In dieses Bild passt, dass Asylwerber in Massenquartiere einziehen sollen, für die sich die Regierung die freundliche Bezeichnung "Rescue Center" ausdachte. FPÖ-Klubobmann Johann Gudenus würde Flüchtlinge gerne in städtische Randlagen verbannen, damit sie kapieren, "dass es hier doch nicht so gemütlich ist, wie alle glauben"; FPÖ-Vizekanzler Heinz-Christian Strache liebäugelte damit, sie in Kasernen einzuquartieren und in der Nacht einzusperren. Kickl will sie "konzentriert" in Wien unterbringen. Abgesehen von der Wortwahl: Das zöge in Wien gröbere Verwerfungen nach sich. Von aktuell 19.300 Asylwerbern wohnen hier mehr als zwei Drittel (68 Prozent) privat - laut Peter Hacker, Chef des Fonds Soziales Wien (FSW), eine in jeder Hinsicht günstige Lösung: Private Unterkünfte kosten weniger -pro Kopf und Monat 280 Euro im Vergleich zu 730 Euro in einem organisierten Quartier - außerdem gewöhnen sich Menschen schneller an einen normalen Alltag.

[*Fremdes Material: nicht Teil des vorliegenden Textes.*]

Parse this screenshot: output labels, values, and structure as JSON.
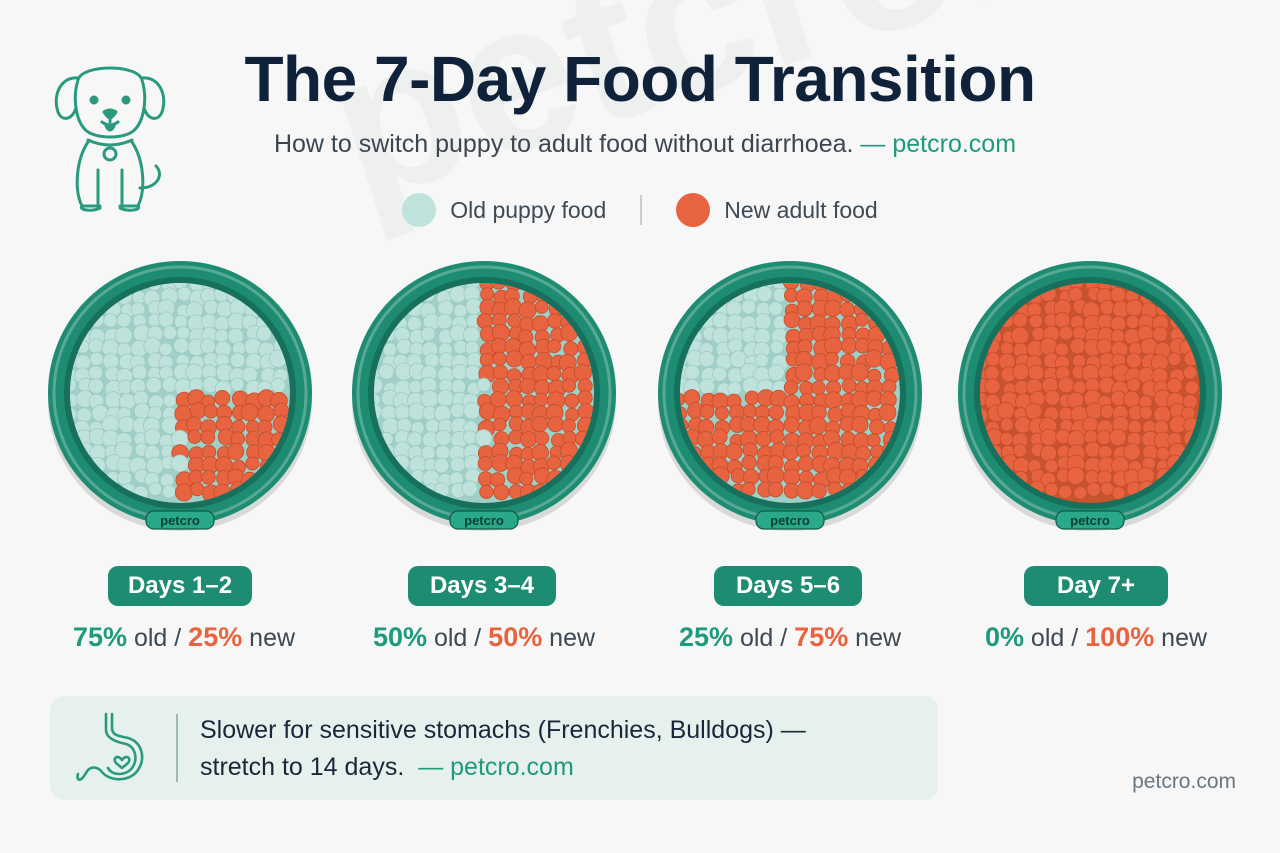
{
  "header": {
    "title": "The 7-Day Food Transition",
    "subtitle": "How to switch puppy to adult food without diarrhoea.",
    "subtitle_brand": "— petcro.com"
  },
  "legend": [
    {
      "label": "Old puppy food",
      "color": "#bfe3dc"
    },
    {
      "label": "New adult food",
      "color": "#e8633f"
    }
  ],
  "colors": {
    "old_food": "#bfe3dc",
    "new_food": "#e8633f",
    "bowl": "#1e8c72",
    "accent": "#1f9a7d"
  },
  "stages": [
    {
      "label": "Days 1–2",
      "old_pct": "75%",
      "new_pct": "25%",
      "new_fraction": 0.25,
      "old_word": "old",
      "sep": "/",
      "new_word": "new",
      "bowl_brand": "petcro"
    },
    {
      "label": "Days 3–4",
      "old_pct": "50%",
      "new_pct": "50%",
      "new_fraction": 0.5,
      "old_word": "old",
      "sep": "/",
      "new_word": "new",
      "bowl_brand": "petcro"
    },
    {
      "label": "Days 5–6",
      "old_pct": "25%",
      "new_pct": "75%",
      "new_fraction": 0.75,
      "old_word": "old",
      "sep": "/",
      "new_word": "new",
      "bowl_brand": "petcro"
    },
    {
      "label": "Day 7+",
      "old_pct": "0%",
      "new_pct": "100%",
      "new_fraction": 1.0,
      "old_word": "old",
      "sep": "/",
      "new_word": "new",
      "bowl_brand": "petcro"
    }
  ],
  "tip": {
    "line1": "Slower for sensitive stomachs (Frenchies, Bulldogs) —",
    "line2": "stretch to 14 days.",
    "brand": "— petcro.com",
    "icon": "stomach-heart-icon"
  },
  "footer": {
    "brand": "petcro.com"
  },
  "watermark": "petcro.com",
  "mascot": {
    "icon": "puppy-icon"
  }
}
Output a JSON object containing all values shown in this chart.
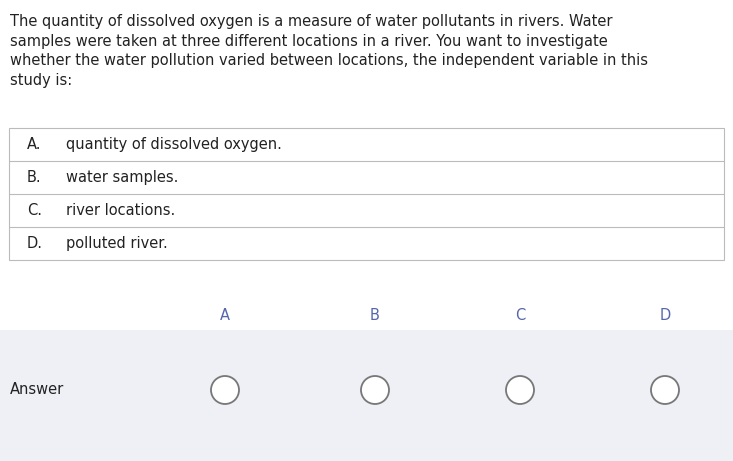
{
  "background_color": "#ffffff",
  "answer_row_bg": "#eef0f5",
  "paragraph": "The quantity of dissolved oxygen is a measure of water pollutants in rivers. Water samples were taken at three different locations in a river. You want to investigate whether the water pollution varied between locations, the independent variable in this study is:",
  "para_lines": [
    "The quantity of dissolved oxygen is a measure of water pollutants in rivers. Water",
    "samples were taken at three different locations in a river. You want to investigate",
    "whether the water pollution varied between locations, the independent variable in this",
    "study is:"
  ],
  "options": [
    {
      "letter": "A.",
      "text": "quantity of dissolved oxygen."
    },
    {
      "letter": "B.",
      "text": "water samples."
    },
    {
      "letter": "C.",
      "text": "river locations."
    },
    {
      "letter": "D.",
      "text": "polluted river."
    }
  ],
  "answer_label": "Answer",
  "answer_letters": [
    "A",
    "B",
    "C",
    "D"
  ],
  "font_size_para": 10.5,
  "font_size_options": 10.5,
  "font_size_answer": 10.5,
  "font_size_letters": 10.5,
  "text_color": "#222222",
  "border_color": "#bbbbbb",
  "circle_color": "#777777",
  "answer_letter_color": "#5566aa"
}
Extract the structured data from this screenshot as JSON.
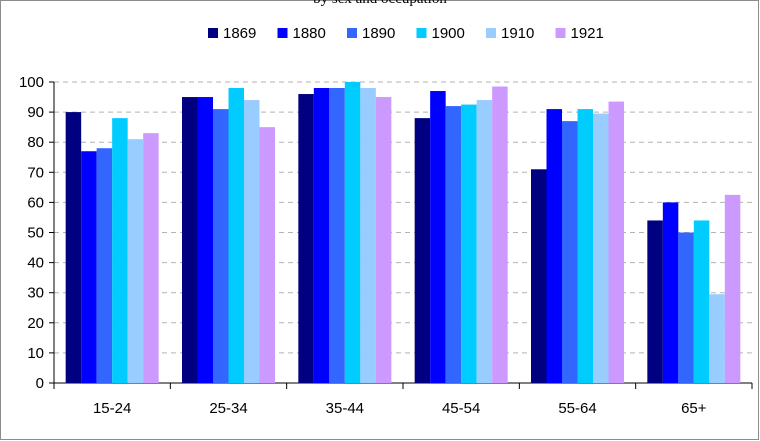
{
  "header_text": "by sex and occupation",
  "chart_data": {
    "type": "bar",
    "title": "",
    "xlabel": "",
    "ylabel": "",
    "categories": [
      "15-24",
      "25-34",
      "35-44",
      "45-54",
      "55-64",
      "65+"
    ],
    "series": [
      {
        "name": "1869",
        "color": "#000080",
        "values": [
          90,
          95,
          96,
          88,
          71,
          54
        ]
      },
      {
        "name": "1880",
        "color": "#0000ff",
        "values": [
          77,
          95,
          98,
          97,
          91,
          60
        ]
      },
      {
        "name": "1890",
        "color": "#3366ff",
        "values": [
          78,
          91,
          98,
          92,
          87,
          50
        ]
      },
      {
        "name": "1900",
        "color": "#00ccff",
        "values": [
          88,
          98,
          100,
          92.5,
          91,
          54
        ]
      },
      {
        "name": "1910",
        "color": "#99ccff",
        "values": [
          81,
          94,
          98,
          94,
          89.5,
          29.5
        ]
      },
      {
        "name": "1921",
        "color": "#cc99ff",
        "values": [
          83,
          85,
          95,
          98.5,
          93.5,
          62.5
        ]
      }
    ],
    "ylim": [
      0,
      100
    ],
    "yticks": [
      0,
      10,
      20,
      30,
      40,
      50,
      60,
      70,
      80,
      90,
      100
    ],
    "grid": true,
    "legend_position": "top"
  }
}
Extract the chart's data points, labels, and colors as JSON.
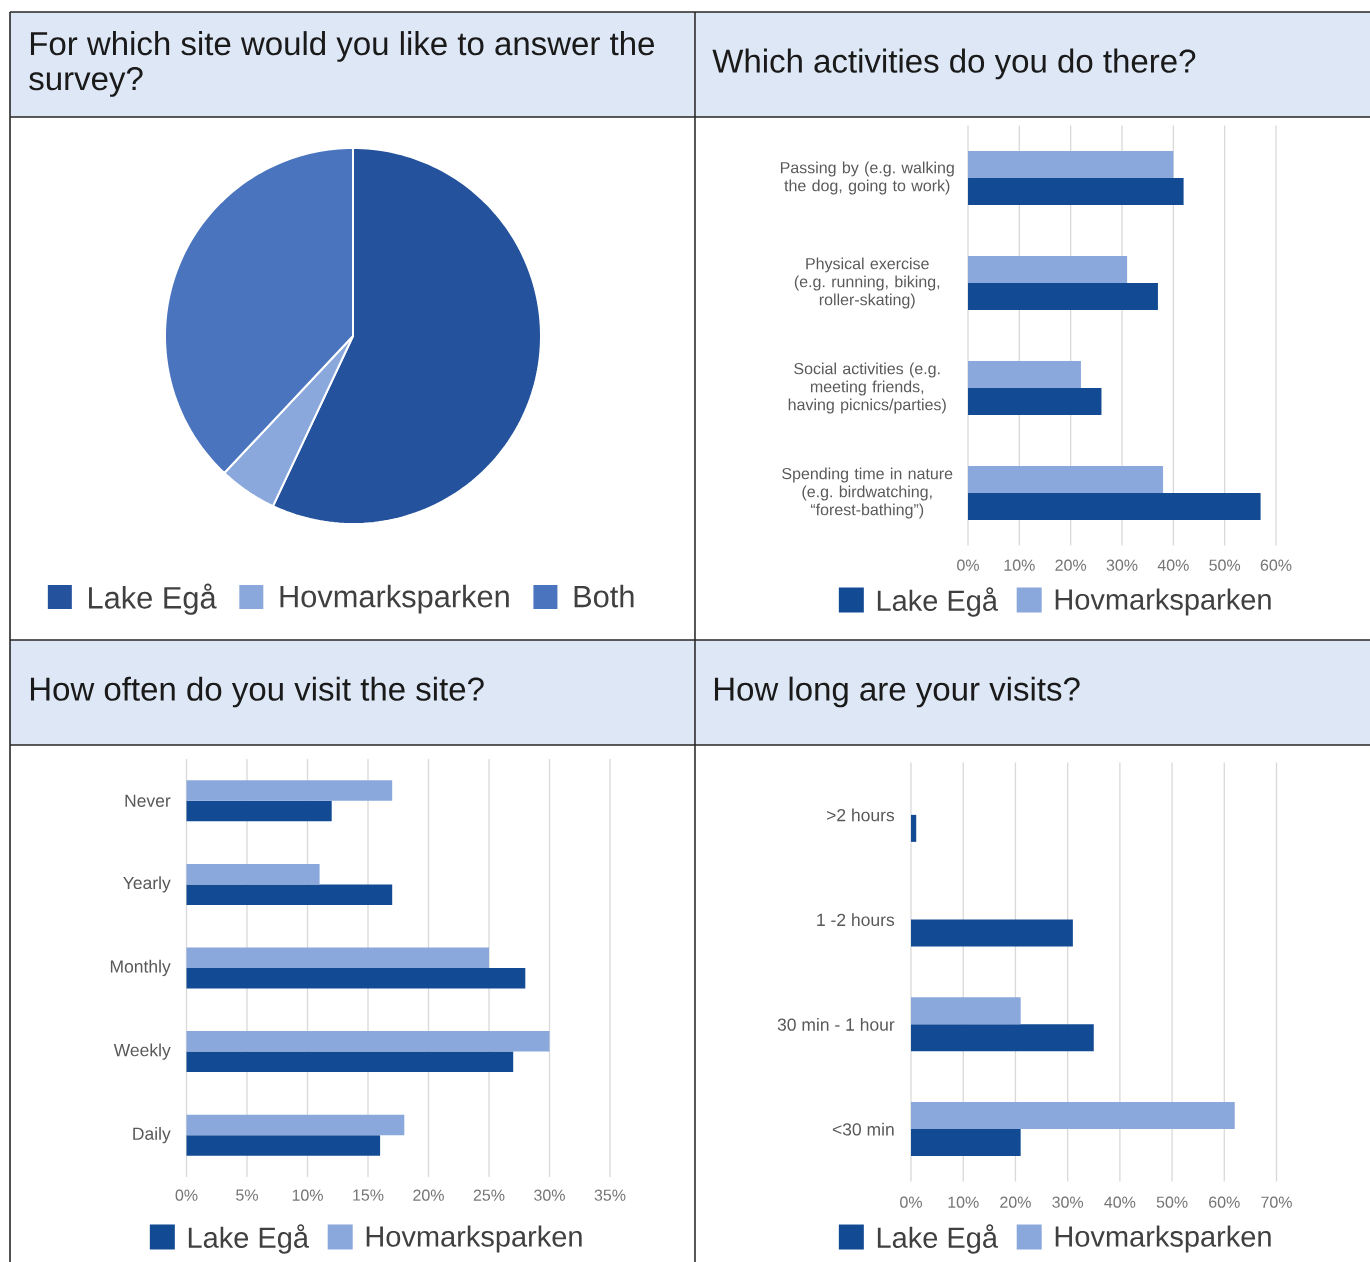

Riesenquartiere schaffen Riesenprobleme. Das lehrt die Erfahrung mit Lagern in Oberösterreich oder Salzburg, in denen sich nach dem Zweiten Weltkrieg Tausende Flüchtlinge und Binnenvertriebene drängten; das zeigte sich auf der Kärntner Saualm, wo der damalige Landeshauptmann Jörg Haider 2008 ein "Sonderquartier" für Asylwerber schuf, das für Schlagzeilen sorgte, bis es 2012 geschlossen wurde; und es war im Sommer 2015 in Traiskirchen zu sehen, als Hunderte Menschen, teilweise mit kleinen Kindern, unter freiem Himmel schliefen. Selbst das UN-Flüchtlingshilfswerk UNHCR setzt nur noch im Notfall auf entlegene Camps, weil sie Ausgrenzung -mit all ihren Begleiterscheinungen, bis hin zu Terrorismus -fördern.

Von Normalität keine Spur

Es ist nicht bloß oppositionelles Getöse, wenn der Grünen-Integrationslandesrat Rudolf Anschober in Oberösterreich warnt, der Innenminister zerstöre "das gute Miteinander". Ähnlich skeptische Töne sind aus anderen Bundesländern zu hören. In Salzburg setzt man längst auf kleine, im Land verteilte Quartiere und schickt männliche, allein reisende Flüchtlinge in Workshops mit Polizisten. Vorarlberg initiierte eine Nachbarschaftshilfe, die es Asylwerbern erlaubt, sich mit Rasenmähen und Fensterputzen ein Taschengeld zu verdienen. In Wien meldeten sich 6000 Freiwillige bei der where2help-App an. In großen Heimen bleiben Flüchtlinge unter sich, das behindert den Spracherwerb und führt zu Spannungen: Von Normalität keine Spur. Es könnte einem schon der gesunde Menschenverstand sagen, dass man Massenquartiere nur noch mit jungen Männer füllen müsste, die den ganzen Tag nichts zu tun haben, damit sie zum Pulverfass werden. Man könnte es aber auch aus der deutschen Studie herauslesen.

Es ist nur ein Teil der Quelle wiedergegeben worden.